Dan heb ik nog met geen woord gerept van de entr'acts. Hoe
krijgen ze die bij elkaar verzonnen! Alle dichters ten spijt, was voor mij het hoogtepunt
het onaangekondigde optreden van Joop Visser. Met een lied over Maxima.
Als dieptepunt een of andere limbo met een heel fanfare
orkest. Die bloosmuziek met toeters en bellen blééf maar in mijn hoofd rondzingen.
Bijzonder irritante man met stomme liedjes.

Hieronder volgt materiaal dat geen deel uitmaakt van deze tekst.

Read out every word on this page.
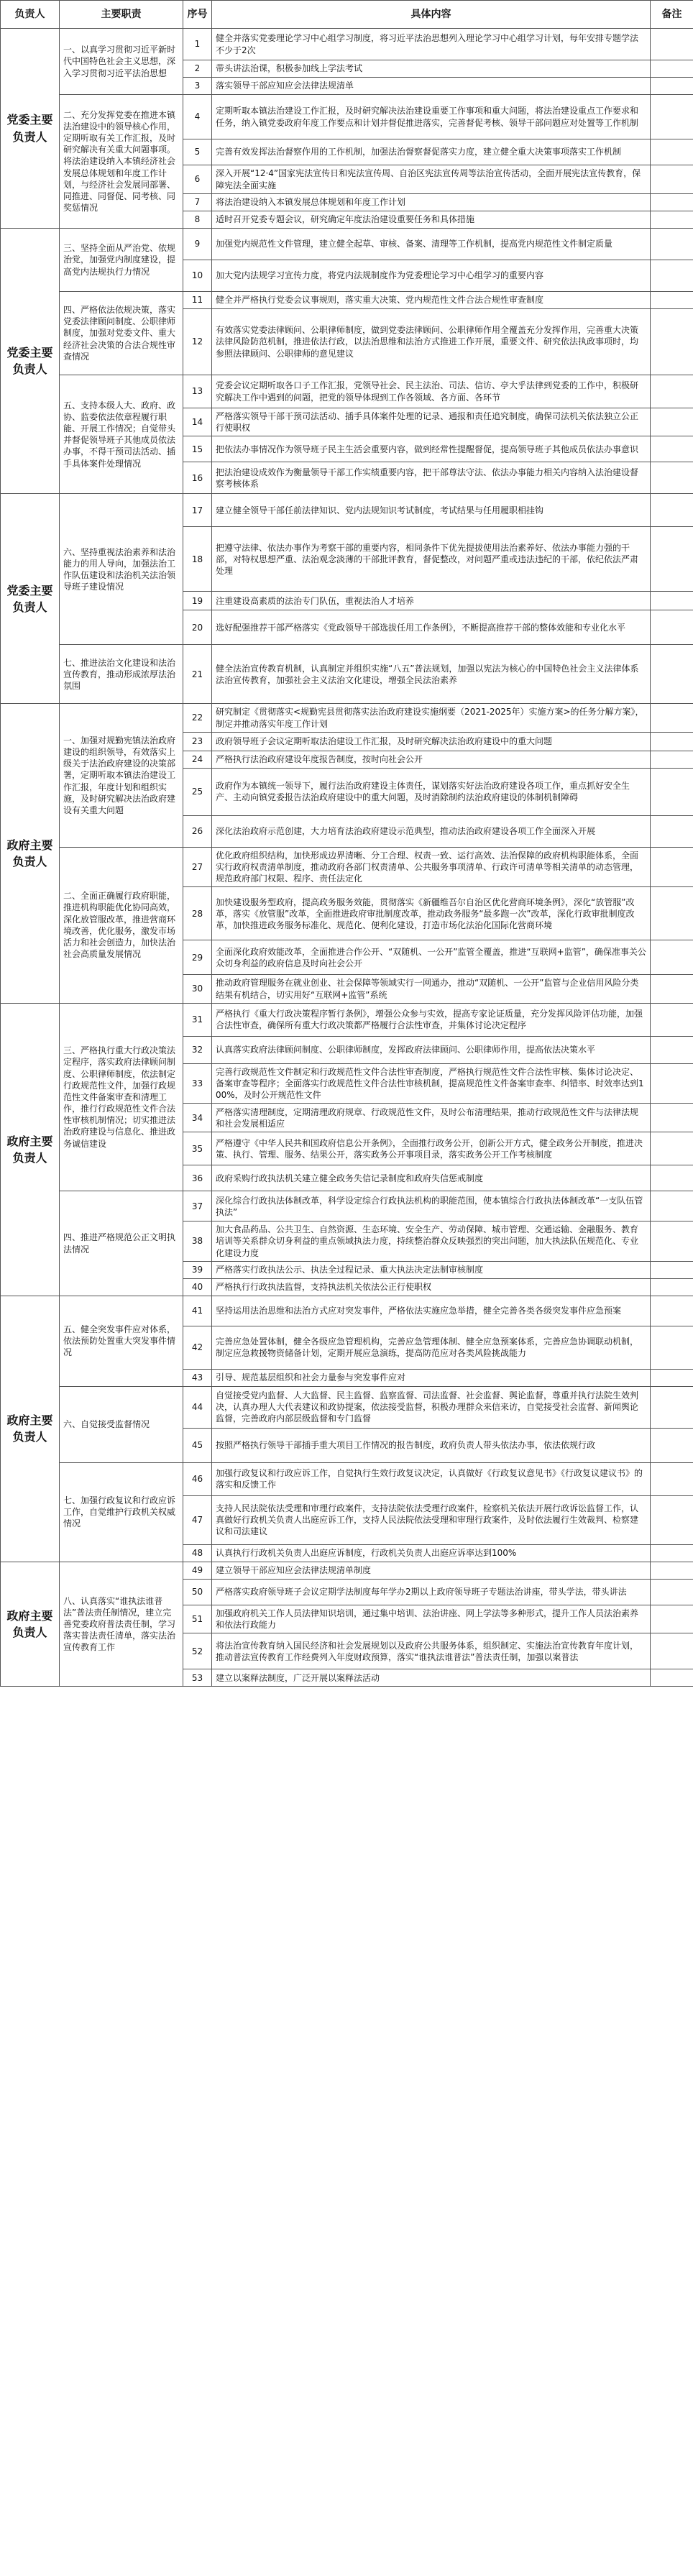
负责人	主要职责	序号	具体内容	备注
党委主要负责人	一、以真学习贯彻习近平新时代中国特色社会主义思想，深入学习贯彻习近平法治思想	1	健全并落实党委理论学习中心组学习制度，将习近平法治思想列入理论学习中心组学习计划，每年安排专题学法不少于2次	
		2	带头讲法治课，积极参加线上学法考试	
		3	落实领导干部应知应会法律法规清单	
	二、充分发挥党委在推进本镇法治建设中的领导核心作用，定期听取有关工作汇报，及时研究解决有关重大问题事项。将法治建设纳入本镇经济社会发展总体规划和年度工作计划，与经济社会发展同部署、同推进、同督促、同考核、同奖惩情况	4	定期听取本镇法治建设工作汇报，及时研究解决法治建设重要工作事项和重大问题，将法治建设重点工作要求和任务，纳入镇党委政府年度工作要点和计划并督促推进落实，完善督促考核、领导干部问题应对处置等工作机制	
		5	完善有效发挥法治督察作用的工作机制，加强法治督察督促落实力度，建立健全重大决策事项落实工作机制	
		6	深入开展“12·4”国家宪法宣传日和宪法宣传周、自治区宪法宣传周等法治宣传活动，全面开展宪法宣传教育，保障宪法全面实施	
		7	将法治建设纳入本镇发展总体规划和年度工作计划	
		8	适时召开党委专题会议，研究确定年度法治建设重要任务和具体措施	
党委主要负责人	三、坚持全面从严治党、依规治党，加强党内制度建设，提高党内法规执行力情况	9	加强党内规范性文件管理，建立健全起草、审核、备案、清理等工作机制，提高党内规范性文件制定质量	
		10	加大党内法规学习宣传力度，将党内法规制度作为党委理论学习中心组学习的重要内容	
	四、严格依法依规决策，落实党委法律顾问制度、公职律师制度，加强对党委文件、重大经济社会决策的合法合规性审查情况	11	健全并严格执行党委会议事规则，落实重大决策、党内规范性文件合法合规性审查制度	
		12	有效落实党委法律顾问、公职律师制度，做到党委法律顾问、公职律师作用全覆盖充分发挥作用，完善重大决策法律风险防范机制，推进依法行政，以法治思维和法治方式推进工作开展，重要文件、研究依法执政事项时，均参照法律顾问、公职律师的意见建议	
	五、支持本级人大、政府、政协、监委依法依章程履行职能、开展工作情况；自觉带头并督促领导班子其他成员依法办事，不得干预司法活动、插手具体案件处理情况	13	党委会议定期听取各口子工作汇报，党领导社会、民主法治、司法、信访、亭大乎法律到党委的工作中，积极研究解决工作中遇到的问题，把党的领导体现到工作各领域、各方面、各环节	
		14	严格落实领导干部干预司法活动、插手具体案件处理的记录、通报和责任追究制度，确保司法机关依法独立公正行使职权	
		15	把依法办事情况作为领导班子民主生活会重要内容，做到经常性提醒督促，提高领导班子其他成员依法办事意识	
		16	把法治建设成效作为衡量领导干部工作实绩重要内容，把干部尊法守法、依法办事能力相关内容纳入法治建设督察考核体系	
党委主要负责人	六、坚持重视法治素养和法治能力的用人导向，加强法治工作队伍建设和法治机关法治领导班子建设情况	17	建立健全领导干部任前法律知识、党内法规知识考试制度，考试结果与任用履职相挂钩	
		18	把遵守法律、依法办事作为考察干部的重要内容，相同条件下优先提拔使用法治素养好、依法办事能力强的干部，对特权思想严重、法治观念淡薄的干部批评教育，督促整改，对问题严重或违法违纪的干部，依纪依法严肃处理	
		19	注重建设高素质的法治专门队伍，重视法治人才培养	
		20	选好配强推荐干部严格落实《党政领导干部选拔任用工作条例》，不断提高推荐干部的整体效能和专业化水平	
	七、推进法治文化建设和法治宣传教育，推动形成浓厚法治氛围	21	健全法治宣传教育机制，认真制定并组织实施“八五”普法规划，加强以宪法为核心的中国特色社会主义法律体系法治宣传教育，加强社会主义法治文化建设，增强全民法治素养	
政府主要负责人	一、加强对规勤宪镇法治政府建设的组织领导，有效落实上级关于法治政府建设的决策部署，定期听取本镇法治建设工作汇报，年度计划和组织实施，及时研究解决法治政府建设有关重大问题	22	研究制定《贯彻落实<规勤宪县贯彻落实法治政府建设实施纲要（2021-2025年）实施方案>的任务分解方案》，制定并推动落实年度工作计划	
		23	政府领导班子会议定期听取法治建设工作汇报，及时研究解决法治政府建设中的重大问题	
		24	严格执行法治政府建设年度报告制度，按时向社会公开	
		25	政府作为本镇统一领导下，履行法治政府建设主体责任，谋划落实好法治政府建设各项工作，重点抓好安全生产、主动向镇党委报告法治政府建设中的重大问题，及时消除制约法治政府建设的体制机制障碍	
		26	深化法治政府示范创建，大力培育法治政府建设示范典型，推动法治政府建设各项工作全面深入开展	
	二、全面正确履行政府职能，推进机构职能优化协同高效，深化放管服改革，推进营商环境改善，优化服务，激发市场活力和社会创造力，加快法治社会高质量发展情况	27	优化政府组织结构，加快形成边界清晰、分工合理、权责一致、运行高效、法治保障的政府机构职能体系，全面实行政府权责清单制度，推动政府各部门权责清单、公共服务事项清单、行政许可清单等相关清单的动态管理，规范政府部门权限、程序、责任法定化	
		28	加快建设服务型政府，提高政务服务效能，贯彻落实《新疆维吾尔自治区优化营商环境条例》，深化“放管服”改革，落实《放管服”改革，全面推进政府审批制度改革，推动政务服务“最多跑一次”改革，深化行政审批制度改革，加快推进政务服务标准化、规范化、便利化建设，打造市场化法治化国际化营商环境	
		29	全面深化政府效能改革，全面推进合作公开、“双随机、一公开”监管全覆盖，推进“互联网+监管”，确保准事关公众切身利益的政府信息及时向社会公开	
		30	推动政府管理服务在就业创业、社会保障等领域实行一网通办，推动“双随机、一公开”监管与企业信用风险分类结果有机结合，切实用好“互联网+监管”系统	
政府主要负责人	三、严格执行重大行政决策法定程序，落实政府法律顾问制度、公职律师制度，依法制定行政规范性文件，加强行政规范性文件备案审查和清理工作，推行行政规范性文件合法性审核机制情况；切实推进法治政府建设与信息化、推进政务诚信建设	31	严格执行《重大行政决策程序暂行条例》，增强公众参与实效，提高专家论证质量，充分发挥风险评估功能，加强合法性审查，确保所有重大行政决策都严格履行合法性审查，并集体讨论决定程序	
		32	认真落实政府法律顾问制度、公职律师制度，发挥政府法律顾问、公职律师作用，提高依法决策水平	
		33	完善行政规范性文件制定和行政规范性文件合法性审查制度，严格执行规范性文件合法性审核、集体讨论决定、备案审查等程序；全面落实行政规范性文件合法性审核机制，提高规范性文件备案审查率、纠错率、时效率达到100%，及时公开规范性文件	
		34	严格落实清理制度，定期清理政府规章、行政规范性文件，及时公布清理结果，推动行政规范性文件与法律法规和社会发展相适应	
		35	严格遵守《中华人民共和国政府信息公开条例》，全面推行政务公开，创新公开方式，健全政务公开制度，推进决策、执行、管理、服务、结果公开，落实政务公开事项目录，落实政务公开工作考核制度	
		36	政府采购行政执法机关建立健全政务失信记录制度和政府失信惩戒制度	
	四、推进严格规范公正文明执法情况	37	深化综合行政执法体制改革，科学设定综合行政执法机构的职能范围，使本镇综合行政执法体制改革“一支队伍管执法”	
		38	加大食品药品、公共卫生、自然资源、生态环境、安全生产、劳动保障、城市管理、交通运输、金融服务、教育培训等关系群众切身利益的重点领域执法力度，持续整治群众反映强烈的突出问题，加大执法队伍规范化、专业化建设力度	
		39	严格落实行政执法公示、执法全过程记录、重大执法决定法制审核制度	
		40	严格执行行政执法监督，支持执法机关依法公正行使职权	
政府主要负责人	五、健全突发事件应对体系，依法预防处置重大突发事件情况	41	坚持运用法治思维和法治方式应对突发事件，严格依法实施应急举措，健全完善各类各级突发事件应急预案	
		42	完善应急处置体制，健全各级应急管理机构，完善应急管理体制、健全应急预案体系，完善应急协调联动机制，制定应急救援物资储备计划，定期开展应急演练，提高防范应对各类风险挑战能力	
		43	引导、规范基层组织和社会力量参与突发事件应对	
	六、自觉接受监督情况	44	自觉接受党内监督、人大监督、民主监督、监察监督、司法监督、社会监督、舆论监督，尊重并执行法院生效判决，认真办理人大代表建议和政协提案，依法接受监督，积极办理群众来信来访，自觉接受社会监督、新闻舆论监督，完善政府内部层级监督和专门监督	
		45	按照严格执行领导干部插手重大项目工作情况的报告制度，政府负责人带头依法办事，依法依规行政	
	七、加强行政复议和行政应诉工作，自觉维护行政机关权威情况	46	加强行政复议和行政应诉工作，自觉执行生效行政复议决定，认真做好《行政复议意见书》《行政复议建议书》的落实和反馈工作	
		47	支持人民法院依法受理和审理行政案件，支持法院依法受理行政案件，检察机关依法开展行政诉讼监督工作，认真做好行政机关负责人出庭应诉工作，支持人民法院依法受理和审理行政案件，及时依法履行生效裁判、检察建议和司法建议	
		48	认真执行行政机关负责人出庭应诉制度，行政机关负责人出庭应诉率达到100%	
政府主要负责人	八、认真落实“谁执法谁普法”普法责任制情况，建立完善党委政府普法责任制，学习落实普法责任清单，落实法治宣传教育工作	49	建立领导干部应知应会法律法规清单制度	
		50	严格落实政府领导班子会议定期学法制度每年学办2期以上政府领导班子专题法治讲座，带头学法，带头讲法	
		51	加强政府机关工作人员法律知识培训，通过集中培训、法治讲座、网上学法等多种形式，提升工作人员法治素养和依法行政能力	
		52	将法治宣传教育纳入国民经济和社会发展规划以及政府公共服务体系，组织制定、实施法治宣传教育年度计划，推动普法宣传教育工作经费列入年度财政预算，落实“谁执法谁普法”普法责任制，加强以案普法	
		53	建立以案释法制度，广泛开展以案释法活动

Ik heb wel wat rondgelopen maar geen andere
Boekgrrl gezien (tenminste niet Edith, de enige die ik van gezicht ken).
Omdat ik André Verbart alleen beoordeeld heb op zijn
performance (niet eerlijk) volgt hier een fragment van hem:
UB
In een beeldscherm gedoken of een gesprek,
maar in een moment
aandachtig.
Denkvee trekt langs.
Overbrugbare afstand.
O dames, professioneel
warmhartig,
geachte collegae:
ook informatie vragen
is een kunst.
Het was een fijne Nacht."
Je hebt het over Gé Reinders, één van de limburgers die me met zijn liedjes
wel enigszins kan bekoren. In zijn liedjes duiken voor mij de bekende limburgse taferelen
op. Alhoewel, ik geef toe, je moet z'n liedjes niet al te vaak horen want dan gaat het ook
wel weer snel vervelen. Mijn zeeuwse buurmeisje beschreef hem als het hoogtepunt van de
avond en vond het een enorm grappige man. Je ziet, hoe smaken kunnen verschillen ;-).
"Het is leuk om weer eens te zien hoe smaken verschillen; alleen over Visser als
hoogtepunt zijn we het eens, hoewel ik ook Trijntje Oosterhuis verrassend goed vond.
Om Patty Scholten, dit jaar genomineerd voor de
VSB-poëzieprijs, van Toon Hermans-versjes te betichten lijkt me een misvatting. Dat ze
werd uitgelachen is me niet opgevallen, misschien omdat ik het zelf niet deed. Om haar een
herkansing te bieden, heb ik het volgende uit het Meanderarchief geplukt:
Fort Amsterdam te Hila
De ritselende golven hebben koppen
die aldoor jagen naar de overkant;
een witte streep met palmen, bounty-strand.
De wolken rusten uit op heuveltoppen.
En aan mijn voeten voelen en bekloppen
de golven keien, slijpen ze tot zand.
Hier staat het fort, het houdt al eeuwen stand.
Er drijven prauwen heen als kokosdoppen.
Hun vracht niet langer foelie, nootmuskaat,
die Rumphius als koopman keuren moest,
maar vissen, krabben, eigen mondvoorraad.
Er zijn geen heersers in de legerstee.
Kanonnen wachten op verval en roest
en mos begroeit de letters VOC.
O ja, over Jellema zijn we het ook eens, hoewel ik er meer
van had verwacht. En dat het een mooie Nacht was: ook dat onderschrijf ik, wat inderdaad
iets zegt over de breedte van het gebodene, als het zulke heel verschillende opvattingen
beide kan bevredigen!"
Nog even over die "één of andere limbo"
"Ik denk ook dat het Gé Reinders was, en ik vind zijn teksten, voor zover ik ze
kan verstaan juist vaak erg mooi. Ontroerend in de eenvoud, het beeld wat ik krijg van
Limburgs leven (ik ben zelf een overtuigd uit de polderklei getrokken meid, die met een
Noordelijk accent is opgegroeid). Vorig jaar een concert van hem bijgewoond in Vredenburg,
en hij is op een wat onbeholpen manier grappig. Zo zie ja maar weer, smaken verschillen."